A respected university professor, Anne Waverly has a past known to few: Years ago, her own unwitting act cost Anne her husband and daughter. Fewer still know that this history and her academic specialty--alternative religious movements--have made her a brilliant FBI operative. Four times she has infiltrated suspect communities, escaping her own memories of loss and carnage to find a measure of atonement. Now, as she begins to savor life once more, she has no intention of taking another assignment. Until she learns of more than one hundred children living in the Change movement's Arizona compound....

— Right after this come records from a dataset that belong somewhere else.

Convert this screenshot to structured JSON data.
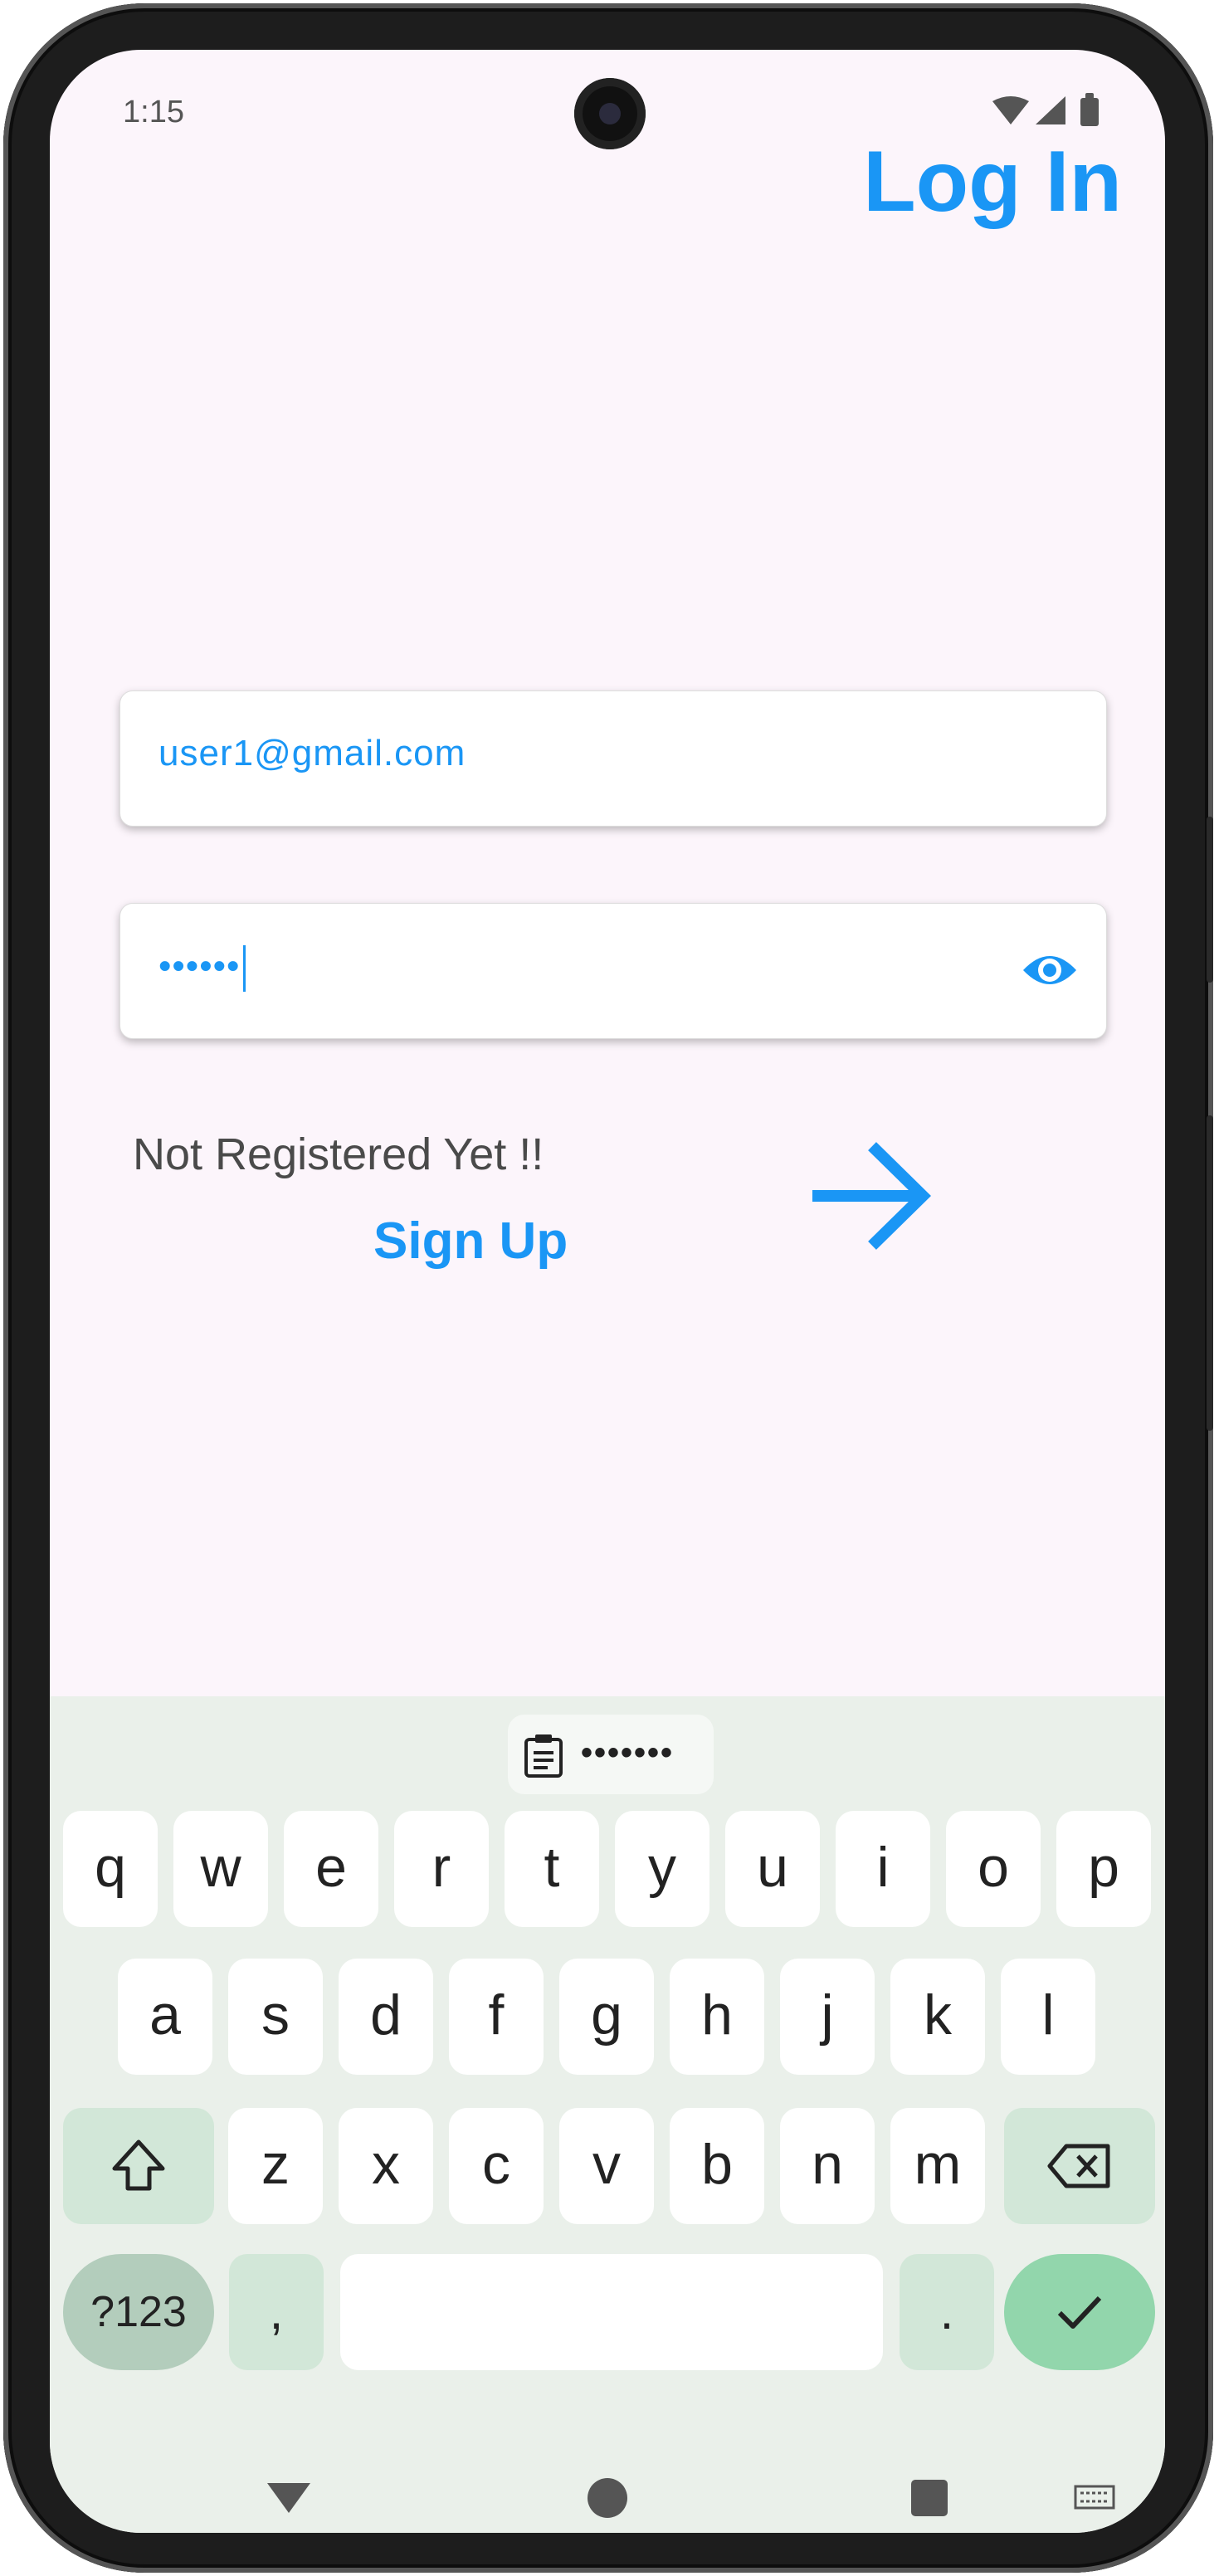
{
  "status_bar": {
    "time": "1:15",
    "icons": [
      "wifi-icon",
      "signal-icon",
      "battery-icon"
    ]
  },
  "header": {
    "title": "Log In"
  },
  "form": {
    "email_value": "user1@gmail.com",
    "password_value": "••••••",
    "toggle_icon": "eye-icon"
  },
  "register": {
    "prompt": "Not Registered Yet !!",
    "signup_label": "Sign Up",
    "submit_icon": "arrow-right-icon"
  },
  "keyboard": {
    "clipboard_suggestion": "•••••••",
    "row1": [
      "q",
      "w",
      "e",
      "r",
      "t",
      "y",
      "u",
      "i",
      "o",
      "p"
    ],
    "row2": [
      "a",
      "s",
      "d",
      "f",
      "g",
      "h",
      "j",
      "k",
      "l"
    ],
    "row3": [
      "z",
      "x",
      "c",
      "v",
      "b",
      "n",
      "m"
    ],
    "symbols_label": "?123",
    "comma_label": ",",
    "period_label": "."
  },
  "nav_bar": {
    "icons": [
      "back-icon",
      "home-icon",
      "recents-icon",
      "keyboard-switch-icon"
    ]
  },
  "colors": {
    "accent": "#1a96f5",
    "background": "#fcf5fb",
    "keyboard_bg": "#eaf0ea",
    "enter_key": "#92d6ac"
  }
}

Anne soon realizes that Change is no ordinary community and hers is no ordinary mission. For, far from appeasing the demons of her past, this assignment is sweeping her back into their clutches...and to the razor's edge of danger.
PUBLISHERS WEEKLY
King, author of the Kate Martinelli crime novels (With Child) and Mary Russell detective series (The Moor), applies her renegade talents to a suspenseful tale in which a woman penetrates the treacherous realm of religious cults in order to save its victims. Anne Waverly, a professor of religious studies at a small Oregon university, is an erstwhile FBI operative whose traumatic past has shaped her skills for infiltrating fringe religious groups: 18 years before, her departure from a Texas commune precipitated a Jonestown-like mass suicide that claimed her husband and young daughter. Haunted by their memory, she agrees to investigate Change, a Northern California commune dedicated to rehabilitating troubled youths. But once inside, under the alias Ana Wakefield, Anne discovers that Change's leaders are modern-day alchemists, who believe that, with the right combination of elements, a spiritual transformation is possible; the innocence of children and a sexual union of yin and yang will detonate the compound with the desired apocalyptic explosion. King presents Change's leaders as neither simplistic opportunists nor frenzied maniacs, but rather as methodical true believers who inhabit an ambiguous and dangerous middle ground. Anne is equally hard to pigeonhole, a feisty, independent woman whose guilt about her family tragedy leads to a misplaced sense of responsibility toward two of the commune's young wards. Anne's self-destructive tendencies are deftly juxtaposed with her fierce survivor's strength, and her frank sexuality and emotional needs are refreshingly rendered. She is a complicated and enigmatic heroine who perfectly fits the task of illuminating the shadowy world of religious cults.